And this picture is untimely taken: on the second of July we were at a wonderful wedding in Seattle, nowhere near the leather armchair in our living room where these photos are traditionally shot. We got home late on the fourth. Too late for photography. So here is Noodles at seven months, three days.

How is she awesome? Let me count the ways. She is happier, more roly-poly, more squealy-giggly and more easygoing than ever. She still drools like a fountain and stuffs everything within reach into her mouth, but she’s so damn cute that it’s charming. She no longer enjoys vegging out on her back; she’d much rather roll over onto her tummy, then comically attempt to crawl. (This usually results in her treading floor and rotating herself around the axis of her navel.) If she’s on her back, I can take hold of her hands and pull her up, let go, and she’ll remain seated, upright, perpendicular to the surface she’s sitting on. She is growing geometry.

And a neck.

And a little pot belly. I don’t know what she weighs right now, but she’s expanded visibly since last month. (The monkey onesie has been relegated to the archive of outgrown treasures, right next to the Nats onesie.)

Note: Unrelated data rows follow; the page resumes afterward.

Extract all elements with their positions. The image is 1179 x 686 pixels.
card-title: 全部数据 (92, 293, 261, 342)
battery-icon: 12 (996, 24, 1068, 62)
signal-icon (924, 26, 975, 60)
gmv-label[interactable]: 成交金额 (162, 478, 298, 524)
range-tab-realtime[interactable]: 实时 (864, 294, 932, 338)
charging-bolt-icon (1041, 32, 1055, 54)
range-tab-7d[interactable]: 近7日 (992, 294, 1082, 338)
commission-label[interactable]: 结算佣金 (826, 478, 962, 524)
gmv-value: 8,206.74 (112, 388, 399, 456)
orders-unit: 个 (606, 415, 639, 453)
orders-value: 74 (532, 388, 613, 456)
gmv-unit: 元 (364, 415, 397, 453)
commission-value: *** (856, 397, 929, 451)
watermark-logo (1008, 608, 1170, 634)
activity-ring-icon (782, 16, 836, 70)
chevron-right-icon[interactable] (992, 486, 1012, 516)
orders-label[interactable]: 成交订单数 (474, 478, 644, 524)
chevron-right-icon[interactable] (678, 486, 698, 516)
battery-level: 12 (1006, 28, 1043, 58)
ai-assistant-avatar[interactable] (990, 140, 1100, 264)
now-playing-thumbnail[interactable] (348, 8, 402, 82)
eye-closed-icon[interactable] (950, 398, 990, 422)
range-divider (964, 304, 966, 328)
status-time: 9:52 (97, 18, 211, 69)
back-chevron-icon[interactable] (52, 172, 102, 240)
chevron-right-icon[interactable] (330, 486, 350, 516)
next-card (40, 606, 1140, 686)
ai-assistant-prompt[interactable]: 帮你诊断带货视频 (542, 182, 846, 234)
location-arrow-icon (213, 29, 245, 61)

And HAIR. Dark blond hair, the color of honey in the comb. In Seattle, for the first time, I plucked a hat off of Natalie’s head and bust out laughing: my seven-month-old daughter had hat head. And it was the cutest thing I’d ever seen.

She still has no teeth. She still nurses twice a day, although so little and so grudgingly that I suspect the udders are not long for this world. She still is not very good at eating solids, although I’ve now dispatched a box of baby oatmeal to the Bunnies Room. Miss Mary has agreed to attempt to feed some to Noodles every day at lunchtime. Eventually she’ll figure out how not to spit it out. That’s why we pay them the big bucks.

Natalie has already accomplished great things this past month, though. She’s seen both the Atlantic Ocean and Puget Sound. She’s been swimming, roadtripping, flying in a plane (like a champ), whalewatching in a boat, zipping over to the Space Needle on a monorail, charming her great-grandmother at a maternal family reunion. She is brilliantly verbal, suggesting an emphatic ba-ba-ba-ba!! in response to even the dullest propositions. (So far that’s her favorite consonant, although she’s also acquainted with pa, ga, and even ma. We’ll soon find out what her first actual word will be.)

Her shoe collection exceeds mine. She still has the dainty feet of a newborn, despite fitting firmly into size 6-month clothing. Her dimensions perplex me: for the child of two tall, big-boned, naturally heavyset people, she is inexplicably petite, elfin even. Maybe she’s a changeling. Maybe that’s why she so gamely boggles our minds with her consistent good humor, her sterling sleep habits, her even-keeled willingness to give anything a try. Any of these features could blow up at any time, but they haven’t yet. Like our marriage, our daughter beggars common sense: by now the honeymoon should be over, the bloom off the rose, etc. but it’s not. The lovefest is as intense as ever, only now it includes a third party.

“I keep waiting for her to acquaint you with what having a baby really means,” says my mother, “but she keeps being stupendous!”

“See now,” I reply, “based on 100% of my experience I think this is what having a baby really means.”

And I wouldn’t trade it for anything.